Um den Frieden zu verkünden, werden die Bayern den "größten Polizeieinsatz in der Geschichte Bayerns" aufziehen, sagte Innenminister Joachim Hermann neulich.

Es wird zu umfangreichen Straßensperrungen und Grenzkontrollen kommen. Auch der österreichische Steuerzahler muss sich auf etwa 6 Millionen Euro einstellen, weil die Österreicher für die Bayern die "Südflanke" absichern müssen, wie Bayerns Innenminister Joachim Herrmann vor einigen Tagen auf einer gemeinsamen Pressekonferenz mit Tirols Landeshauptmann Günther Platter ziemlich militärisch sagte.

Österreich muss vermutlich noch einmal zahlen, weil wenige Tage nach dem G7 die Bilderberger nach Tirol pilgern. Auch hier wird umfangreich gesichert und abgesperrt, auch hier werden temporäre Grenzkontrollen erwogen, wie die Wiener Zeitung Die Presse berichtet. Zu den Bilderbergern sollen demnach etwa 3.000 Demonstranten erwartet werden, die meisten friedlich.

Hermann sagt, von den meisten Demonstranten gehe "keine Gefahr" aus. Doch man stelle eine Mobilisierung der Linksextremen seit Frankfurt fest, sagte Hermann, ohne näher Hinweise vorzulegen. Noch sei nichts davon bekannt, dass Islamisten unter den Demonstranten seien, doch die Polizei baut schon einmal vor: "Keine konkreten Drohungen" gebe es seitens des islamischen Terrors, aber: "Mit dieser Gefahr müssen sie an jedem Ort der Welt rechnen."

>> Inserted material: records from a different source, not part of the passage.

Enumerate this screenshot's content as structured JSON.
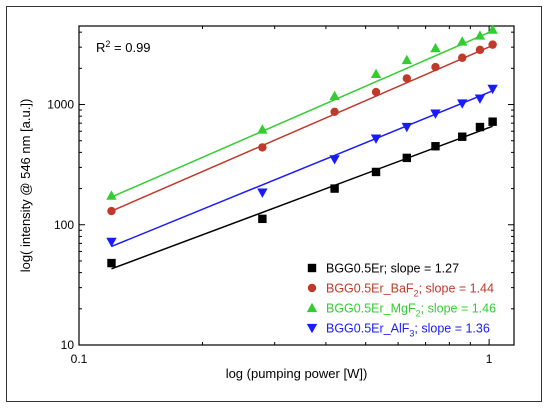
{
  "chart_data": {
    "type": "scatter",
    "xlabel": "log (pumping power [W])",
    "ylabel": "log( intensity @ 546 nm [a.u.])",
    "xscale": "log",
    "yscale": "log",
    "xlim": [
      0.1,
      1.15
    ],
    "ylim": [
      10,
      4500
    ],
    "xticks": [
      0.1,
      1
    ],
    "xtick_labels": [
      "0.1",
      "1"
    ],
    "yticks": [
      10,
      100,
      1000
    ],
    "ytick_labels": [
      "10",
      "100",
      "1000"
    ],
    "grid": false,
    "legend_position": "bottom-right",
    "annotation": {
      "r2_label": "R",
      "r2_sup": "2",
      "r2_value": " = 0.99"
    },
    "series": [
      {
        "name": "BGG0.5Er",
        "legend_label": {
          "prefix": "BGG0.5Er; slope = 1.27",
          "sub": "",
          "suffix": ""
        },
        "color": "#000000",
        "marker": "square",
        "x": [
          0.12,
          0.28,
          0.42,
          0.53,
          0.63,
          0.74,
          0.86,
          0.95,
          1.02
        ],
        "y": [
          48,
          112,
          200,
          275,
          360,
          450,
          540,
          650,
          720
        ],
        "fit": {
          "x": [
            0.12,
            1.02
          ],
          "y": [
            43,
            660
          ]
        }
      },
      {
        "name": "BGG0.5Er_BaF2",
        "legend_label": {
          "prefix": "BGG0.5Er_BaF",
          "sub": "2",
          "suffix": "; slope = 1.44"
        },
        "color": "#c0392b",
        "marker": "circle",
        "x": [
          0.12,
          0.28,
          0.42,
          0.53,
          0.63,
          0.74,
          0.86,
          0.95,
          1.02
        ],
        "y": [
          130,
          440,
          870,
          1270,
          1650,
          2050,
          2450,
          2850,
          3150
        ],
        "fit": {
          "x": [
            0.12,
            1.02
          ],
          "y": [
            130,
            3100
          ]
        }
      },
      {
        "name": "BGG0.5Er_MgF2",
        "legend_label": {
          "prefix": "BGG0.5Er_MgF",
          "sub": "2",
          "suffix": "; slope = 1.46"
        },
        "color": "#33cc33",
        "marker": "triangle-up",
        "x": [
          0.12,
          0.28,
          0.42,
          0.53,
          0.63,
          0.74,
          0.86,
          0.95,
          1.02
        ],
        "y": [
          175,
          620,
          1180,
          1800,
          2350,
          2950,
          3350,
          3750,
          4200
        ],
        "fit": {
          "x": [
            0.12,
            1.02
          ],
          "y": [
            170,
            4100
          ]
        }
      },
      {
        "name": "BGG0.5Er_AlF3",
        "legend_label": {
          "prefix": "BGG0.5Er_AlF",
          "sub": "3",
          "suffix": "; slope = 1.36"
        },
        "color": "#1a1aff",
        "marker": "triangle-down",
        "x": [
          0.12,
          0.28,
          0.42,
          0.53,
          0.63,
          0.74,
          0.86,
          0.95,
          1.02
        ],
        "y": [
          72,
          185,
          350,
          520,
          650,
          840,
          1020,
          1120,
          1350
        ],
        "fit": {
          "x": [
            0.12,
            1.02
          ],
          "y": [
            66,
            1300
          ]
        }
      }
    ]
  }
}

Eine offenbar reale Bedrohung sind für Österreich jedoch offenbar die Flüchtlinge: Der Tiroler Landeshauptmann fürchtet, dass wegen der G7-Grenzkontrollen mehr Flüchtlinge als üblich in Tirol festsitzen werden. Zwar habe man im Raum Kufstein und in Innsbruck Notquartiere geschaffen, doch dürfe das nicht reichen, sagte Platter.

Wir haben also die beschämende Situation: Die Mächtigen der Welt gönnen sich auf Steuerzahler-Kosten ein Wochenende in einem bayrischen Schloss, das auf Steuerzahler-Kosten zu diesem Zweck renoviert wurde. Und zur selben Zeit müssen Flüchtlinge versuchen, das Gebiet weiträumig zu umwandern.

Wieviel an humanistischem Grundwissen ist eigentlich notwendig, um zu erkennen, dass in dieser Gesellschaft etwas fundamental aus dem Ruder läuft?

Warum man diese Spektakel in Zeiten abhält, wo in unmittelbarer Nähe im Mittelmeer hunderte Flüchtlinge ertrinken und die EU angeblich kein Geld hat, um den Menschen zu helfen, ist unerklärlich. Die massive Steuerverschwendung für ein Wochenende des politischen Small-Talks ist nicht zu rechtfertigen vor der brutalen Tatsache, dass an den Küsten Europas Menschen ertrinken, die nach Europa kommen. Sie glauben, dass sie hier etwas anderes vorfinden als eine zynische Feudalherrschaft.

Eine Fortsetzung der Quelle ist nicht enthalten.